Drescher noted in court that Bozetarnik previously had "no criminal history of significance to speak of." And Bozetarnik's attorney, Rutland-based Elizabeth Mann, said her client "has maintained a positive, fully law-abiding life" since the thefts ended around September 2007.
She argued that Bozetarnik, who relocated to southern California, should stay out of jail so that he could begin making restitution payments and perform community service.
"Mr. Bozetarnik is already very active in his community," Mann said. "And I think that society, generally, would benefit from more of this interaction."
But Drescher argued for jail time, and Giamartino told District Judge J. Garvan Murtha that Bozetarnik's lack of a criminal record "does not decrease or lessen the magnitude of this crime."
In spite of Bozetarnik's guilty plea and apology, Murtha said he was concerned that the defendant has not taken full responsibility for his actions.
The judge cited Bozetarnik's contention, in a letter submitted to the court, that he initially believed he was "doing a good deed" by helping the Arizona woman to whom he was sending the stolen pills.
"That's kind of incredible to me," Murtha said.
Following a sentencing guideline of 12 to 18 months, Murtha said he settled on a year and a day as an "appropriate" punishment in this case.
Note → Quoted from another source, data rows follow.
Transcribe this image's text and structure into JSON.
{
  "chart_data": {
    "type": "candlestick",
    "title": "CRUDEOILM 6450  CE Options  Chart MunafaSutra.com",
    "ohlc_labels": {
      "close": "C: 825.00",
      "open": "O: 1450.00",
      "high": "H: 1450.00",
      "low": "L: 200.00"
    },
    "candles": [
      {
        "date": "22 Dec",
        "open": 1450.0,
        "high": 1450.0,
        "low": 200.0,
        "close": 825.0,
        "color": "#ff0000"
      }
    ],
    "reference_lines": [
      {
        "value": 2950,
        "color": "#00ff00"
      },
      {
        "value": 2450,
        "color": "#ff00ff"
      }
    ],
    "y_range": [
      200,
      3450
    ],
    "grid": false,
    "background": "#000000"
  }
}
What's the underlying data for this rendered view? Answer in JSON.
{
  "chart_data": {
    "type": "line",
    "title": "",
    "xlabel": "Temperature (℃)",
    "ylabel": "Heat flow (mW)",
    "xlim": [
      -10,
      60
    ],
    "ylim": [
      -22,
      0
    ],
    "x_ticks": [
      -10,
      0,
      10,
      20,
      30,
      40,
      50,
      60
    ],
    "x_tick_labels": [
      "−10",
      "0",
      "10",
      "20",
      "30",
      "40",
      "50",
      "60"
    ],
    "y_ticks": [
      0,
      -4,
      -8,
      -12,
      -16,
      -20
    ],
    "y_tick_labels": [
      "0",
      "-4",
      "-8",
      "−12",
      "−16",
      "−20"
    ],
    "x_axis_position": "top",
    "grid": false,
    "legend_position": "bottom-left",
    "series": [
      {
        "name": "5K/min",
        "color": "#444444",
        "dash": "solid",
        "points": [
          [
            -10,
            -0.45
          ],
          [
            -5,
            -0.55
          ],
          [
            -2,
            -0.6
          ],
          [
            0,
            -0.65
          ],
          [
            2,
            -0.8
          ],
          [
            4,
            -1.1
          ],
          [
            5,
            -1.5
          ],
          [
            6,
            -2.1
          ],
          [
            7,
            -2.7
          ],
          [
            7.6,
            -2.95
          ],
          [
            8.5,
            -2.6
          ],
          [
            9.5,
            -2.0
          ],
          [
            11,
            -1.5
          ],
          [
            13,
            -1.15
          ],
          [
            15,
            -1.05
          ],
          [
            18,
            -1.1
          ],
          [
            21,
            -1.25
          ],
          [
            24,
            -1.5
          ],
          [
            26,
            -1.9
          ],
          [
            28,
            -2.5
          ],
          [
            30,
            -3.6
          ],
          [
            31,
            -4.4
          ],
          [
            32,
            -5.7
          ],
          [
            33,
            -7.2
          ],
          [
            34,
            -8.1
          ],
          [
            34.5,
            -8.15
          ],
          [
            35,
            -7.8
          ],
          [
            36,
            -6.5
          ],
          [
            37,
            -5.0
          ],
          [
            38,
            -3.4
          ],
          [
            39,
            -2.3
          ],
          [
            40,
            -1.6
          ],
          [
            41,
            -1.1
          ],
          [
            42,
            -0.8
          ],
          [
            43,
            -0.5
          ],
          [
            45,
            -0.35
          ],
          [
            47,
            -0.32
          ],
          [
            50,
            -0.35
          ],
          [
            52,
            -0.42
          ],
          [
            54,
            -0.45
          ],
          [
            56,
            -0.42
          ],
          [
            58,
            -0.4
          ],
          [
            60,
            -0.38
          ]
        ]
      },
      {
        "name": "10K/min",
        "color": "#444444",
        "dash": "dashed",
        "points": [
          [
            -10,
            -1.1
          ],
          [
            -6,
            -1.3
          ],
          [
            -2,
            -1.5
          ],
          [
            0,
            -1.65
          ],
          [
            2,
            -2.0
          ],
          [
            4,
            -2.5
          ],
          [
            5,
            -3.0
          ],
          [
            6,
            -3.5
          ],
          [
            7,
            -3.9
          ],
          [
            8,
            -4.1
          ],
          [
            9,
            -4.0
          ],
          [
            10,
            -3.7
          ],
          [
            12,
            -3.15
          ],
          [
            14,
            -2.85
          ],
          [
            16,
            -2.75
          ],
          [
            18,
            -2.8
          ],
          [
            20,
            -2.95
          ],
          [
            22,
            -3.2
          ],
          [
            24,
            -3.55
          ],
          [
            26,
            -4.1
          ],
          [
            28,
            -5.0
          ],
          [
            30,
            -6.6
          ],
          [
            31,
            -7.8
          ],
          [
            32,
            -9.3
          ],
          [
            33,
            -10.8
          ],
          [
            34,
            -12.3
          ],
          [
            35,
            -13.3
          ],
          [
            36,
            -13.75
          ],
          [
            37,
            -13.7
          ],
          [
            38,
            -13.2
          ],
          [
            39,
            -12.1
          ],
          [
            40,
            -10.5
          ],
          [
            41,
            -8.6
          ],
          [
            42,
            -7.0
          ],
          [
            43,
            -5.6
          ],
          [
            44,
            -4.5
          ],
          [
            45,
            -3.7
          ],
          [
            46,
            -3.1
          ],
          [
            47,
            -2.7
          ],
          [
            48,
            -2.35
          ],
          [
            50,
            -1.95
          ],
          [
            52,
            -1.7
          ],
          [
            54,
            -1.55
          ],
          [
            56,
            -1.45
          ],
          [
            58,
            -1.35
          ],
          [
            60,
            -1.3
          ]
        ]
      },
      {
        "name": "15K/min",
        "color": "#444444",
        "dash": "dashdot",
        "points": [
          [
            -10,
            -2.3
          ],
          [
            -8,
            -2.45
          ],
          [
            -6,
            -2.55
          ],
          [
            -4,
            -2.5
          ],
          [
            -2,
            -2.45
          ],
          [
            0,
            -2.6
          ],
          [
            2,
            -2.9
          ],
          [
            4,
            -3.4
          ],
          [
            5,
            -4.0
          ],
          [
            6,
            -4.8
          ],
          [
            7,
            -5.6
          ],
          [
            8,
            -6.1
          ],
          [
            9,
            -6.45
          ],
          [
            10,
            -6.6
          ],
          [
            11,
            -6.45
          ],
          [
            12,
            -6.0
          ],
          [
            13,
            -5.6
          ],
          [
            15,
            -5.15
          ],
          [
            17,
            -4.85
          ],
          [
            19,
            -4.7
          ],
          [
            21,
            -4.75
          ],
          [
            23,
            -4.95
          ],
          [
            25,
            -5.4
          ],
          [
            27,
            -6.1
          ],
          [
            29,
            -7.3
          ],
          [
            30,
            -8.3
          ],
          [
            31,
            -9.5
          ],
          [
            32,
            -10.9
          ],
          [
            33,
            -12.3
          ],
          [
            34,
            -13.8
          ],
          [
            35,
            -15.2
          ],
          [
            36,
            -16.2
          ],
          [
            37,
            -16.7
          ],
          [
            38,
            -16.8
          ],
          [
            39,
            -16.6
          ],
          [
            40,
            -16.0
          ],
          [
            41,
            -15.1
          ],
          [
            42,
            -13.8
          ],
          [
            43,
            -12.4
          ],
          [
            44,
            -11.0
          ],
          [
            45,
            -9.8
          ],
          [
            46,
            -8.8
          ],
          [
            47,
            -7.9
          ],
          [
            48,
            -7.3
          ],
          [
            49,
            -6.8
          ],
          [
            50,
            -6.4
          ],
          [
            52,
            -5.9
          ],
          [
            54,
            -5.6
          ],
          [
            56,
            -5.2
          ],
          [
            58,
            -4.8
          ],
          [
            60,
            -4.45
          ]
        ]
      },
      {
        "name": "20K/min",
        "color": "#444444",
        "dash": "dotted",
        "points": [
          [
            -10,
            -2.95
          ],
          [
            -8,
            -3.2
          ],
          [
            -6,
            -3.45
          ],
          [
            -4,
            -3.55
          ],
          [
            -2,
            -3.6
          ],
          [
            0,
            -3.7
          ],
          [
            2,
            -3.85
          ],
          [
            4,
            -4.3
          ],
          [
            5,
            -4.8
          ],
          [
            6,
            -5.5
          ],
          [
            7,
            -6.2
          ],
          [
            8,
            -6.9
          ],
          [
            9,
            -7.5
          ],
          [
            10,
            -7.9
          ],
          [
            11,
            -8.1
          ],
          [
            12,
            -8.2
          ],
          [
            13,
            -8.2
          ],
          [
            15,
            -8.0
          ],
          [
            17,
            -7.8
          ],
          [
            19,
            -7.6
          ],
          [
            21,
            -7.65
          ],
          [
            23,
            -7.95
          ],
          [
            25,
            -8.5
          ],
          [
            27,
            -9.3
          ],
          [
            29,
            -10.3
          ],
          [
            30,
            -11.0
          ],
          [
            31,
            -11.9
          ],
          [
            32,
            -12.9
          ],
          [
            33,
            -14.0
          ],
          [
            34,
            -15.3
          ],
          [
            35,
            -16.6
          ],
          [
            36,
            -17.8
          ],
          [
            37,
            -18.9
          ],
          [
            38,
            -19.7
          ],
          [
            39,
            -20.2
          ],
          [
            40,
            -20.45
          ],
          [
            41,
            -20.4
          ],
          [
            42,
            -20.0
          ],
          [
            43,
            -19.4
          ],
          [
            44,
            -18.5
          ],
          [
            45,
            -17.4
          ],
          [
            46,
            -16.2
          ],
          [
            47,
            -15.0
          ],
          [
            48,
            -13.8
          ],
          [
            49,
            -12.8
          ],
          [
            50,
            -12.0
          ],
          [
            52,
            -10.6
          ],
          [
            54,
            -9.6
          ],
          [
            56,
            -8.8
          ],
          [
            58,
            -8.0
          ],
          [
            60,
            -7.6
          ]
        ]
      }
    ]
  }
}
Bozetarnik is scheduled to report to prison June 4, and Murtha -- acting on a request from Mann -- recommended that Bozetarnik serve his sentence as close to Vermont as possible.
"How much time you actually serve depends on your behavior," Murtha said.
Murtha also ordered Bozetarnik to serve three years of supervised probation upon his release and to dedicate at least 10 percent of his monthly income to restitution payments to Hotel Pharmacy.
The $8,500 restitution figure was a compromise reached by the prosecuting and defense attorneys. Murtha said he would consider decreasing the time Bozetarnik spends on probation if he makes full restitution.
The prison sentence could have been longer, as the prosecution had argued for an "enhancement" based on the fact that U.S. Drug Enforcement Agency investigators found a loaded handgun in Bozetarnik's apartment in late 2007.
Mann argued that the gun was found after the drug thefts had ceased, and she said there was "absolutely nothing establishing a connection" between the drugs and the weapon.
Murtha opted to not impose the gun enhancement but said he could have done so given the facts of the case.
"I don't know whether a court of appeals would agree with me, and I'd like to eliminate that possibility," Murtha said.
The Arizona woman who allegedly had received the stolen pills -- identified previously as a former Brattleboro resident named Kimberly Deyo -- has not been charged.
And while there have been claims that other former pharmacy employees were involved in the conspiracy, Drescher said no one else has been charged at this point.